Moves like Phoebe
I’m doing some things differently. I’m only mentioning this because if I tell enough people, then I have no choice but to follow through.
First of all, I’m counting calories again. I’m doing this because I know it works, and it isn’t really even all that hard (except when PMS hits). I don’t have the time or energy for fad diets, so I will just stick with this. Over the past three years or so, I’ve had a lot of false starts with dieting, which is stupid because I’ve had a lot of success with it in the past. I don’t know why, though I suspect that it’s somehow related to my anxiety issues, as most problems are. I read this the other day, and it really resonated with me because it described all of my more recent attempts at dieting, if you can even call them that.
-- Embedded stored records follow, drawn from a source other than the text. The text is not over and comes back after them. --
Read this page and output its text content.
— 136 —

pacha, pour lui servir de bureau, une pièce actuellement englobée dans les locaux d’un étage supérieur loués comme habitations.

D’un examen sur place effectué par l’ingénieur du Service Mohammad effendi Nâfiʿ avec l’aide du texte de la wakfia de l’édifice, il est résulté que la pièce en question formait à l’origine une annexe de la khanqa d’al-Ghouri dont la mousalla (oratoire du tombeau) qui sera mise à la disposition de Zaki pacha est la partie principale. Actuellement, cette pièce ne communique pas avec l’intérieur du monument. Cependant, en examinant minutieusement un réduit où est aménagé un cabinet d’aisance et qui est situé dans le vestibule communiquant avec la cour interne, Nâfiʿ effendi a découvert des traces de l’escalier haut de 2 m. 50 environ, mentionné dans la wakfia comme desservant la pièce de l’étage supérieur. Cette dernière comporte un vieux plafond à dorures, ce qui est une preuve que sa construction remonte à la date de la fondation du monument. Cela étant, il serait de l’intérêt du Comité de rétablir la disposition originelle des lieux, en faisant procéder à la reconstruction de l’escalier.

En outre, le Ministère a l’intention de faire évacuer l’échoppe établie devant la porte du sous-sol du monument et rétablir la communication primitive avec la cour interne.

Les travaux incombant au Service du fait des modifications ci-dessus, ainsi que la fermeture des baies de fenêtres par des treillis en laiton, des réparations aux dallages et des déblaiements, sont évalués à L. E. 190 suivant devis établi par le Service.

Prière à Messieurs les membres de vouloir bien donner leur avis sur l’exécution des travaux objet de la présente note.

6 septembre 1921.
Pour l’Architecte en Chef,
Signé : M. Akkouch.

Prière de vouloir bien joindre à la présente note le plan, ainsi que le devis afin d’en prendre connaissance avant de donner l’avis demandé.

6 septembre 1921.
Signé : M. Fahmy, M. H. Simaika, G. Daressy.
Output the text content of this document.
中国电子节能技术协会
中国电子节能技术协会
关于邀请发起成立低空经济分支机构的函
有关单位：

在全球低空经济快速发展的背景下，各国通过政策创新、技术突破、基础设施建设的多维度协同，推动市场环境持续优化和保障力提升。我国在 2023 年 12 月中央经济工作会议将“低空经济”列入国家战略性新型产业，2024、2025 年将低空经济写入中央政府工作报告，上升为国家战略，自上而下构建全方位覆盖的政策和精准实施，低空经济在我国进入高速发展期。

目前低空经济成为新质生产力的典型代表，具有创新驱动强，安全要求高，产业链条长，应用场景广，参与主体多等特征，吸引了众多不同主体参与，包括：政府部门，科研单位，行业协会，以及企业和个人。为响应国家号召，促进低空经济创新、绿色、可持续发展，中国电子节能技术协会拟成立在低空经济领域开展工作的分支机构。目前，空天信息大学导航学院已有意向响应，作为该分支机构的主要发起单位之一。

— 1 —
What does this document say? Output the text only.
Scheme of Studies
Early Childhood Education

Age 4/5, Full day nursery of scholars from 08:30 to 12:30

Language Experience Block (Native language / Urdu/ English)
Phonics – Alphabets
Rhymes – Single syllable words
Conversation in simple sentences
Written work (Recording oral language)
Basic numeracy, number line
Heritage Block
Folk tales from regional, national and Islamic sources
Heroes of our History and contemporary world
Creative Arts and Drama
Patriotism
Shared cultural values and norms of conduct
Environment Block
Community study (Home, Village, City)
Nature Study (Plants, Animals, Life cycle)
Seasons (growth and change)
Anyway, somehow I’ve gotten it right this time and been consistent. In the past month or so, I’ve lost 11 pounds, but I’m not really ready to talk about my weight yet. The point is, I’m getting it right, and that’s a really big deal for me.
Here’s the other thing… exercise. I hate it, and I’ve been a failure at it my whole life. I quit any kind of exercise routine, no matter how small, after a week – if that. I’ve been through significant weight loss twice before, and I’ve always done it pretty much through diet only. Thanks to that, even at my thinnest (and I really was thin, I promise), I was still flabby. I knew that I needed to exercise, but I could never stay with it because it just sucks. Even the guilt of paying for a gym membership didn’t do it for me.
I know a handful of people who run, and they all seem to honestly love it, so I have said repeatedly that I’d like to give it a try. Maybe there’s something there for me. After talking about it for awhile, I finally did it Sunday. I guess I’m being a little generous here. I spent more time walking than running. That shit is hard!
I used an app that had me do a five minute warm up, walk for a minute and a half, then run for a minute, repeating the process for 20 minutes. Or maybe it was 30. If it happens before my morning coffee, it’s fuzzy. For the first two cycles of running I did alright, but I had to cut them to 30 seconds after that because I was so out of breath. I feel like a little bit of a failure for that, but I guess I’m not as long as I don’t quit.
I came home, and felt like throwing up for a few minutes, but that went away thanks to the ginormo antacid supply that we got when I was pregnant. After that I felt great. I kept asking J.R. all day why my legs weren’t sore. Should’ve kept my mouth shut. Starting Sunday night they began to hurt, and it got worse from there – so much so that I chose to take a brisk walk this morning instead of running. I’m bummed that I didn’t get to try running again, but from what I’ve read about DOMS, I will probably be good to go Thursday morning.
It looks like I have a long way to go – I don’t even know how long it will be before I’m capable of running five solid minutes – but I’m committed to it now, if for no other reason than the fact that I’ve told people as much.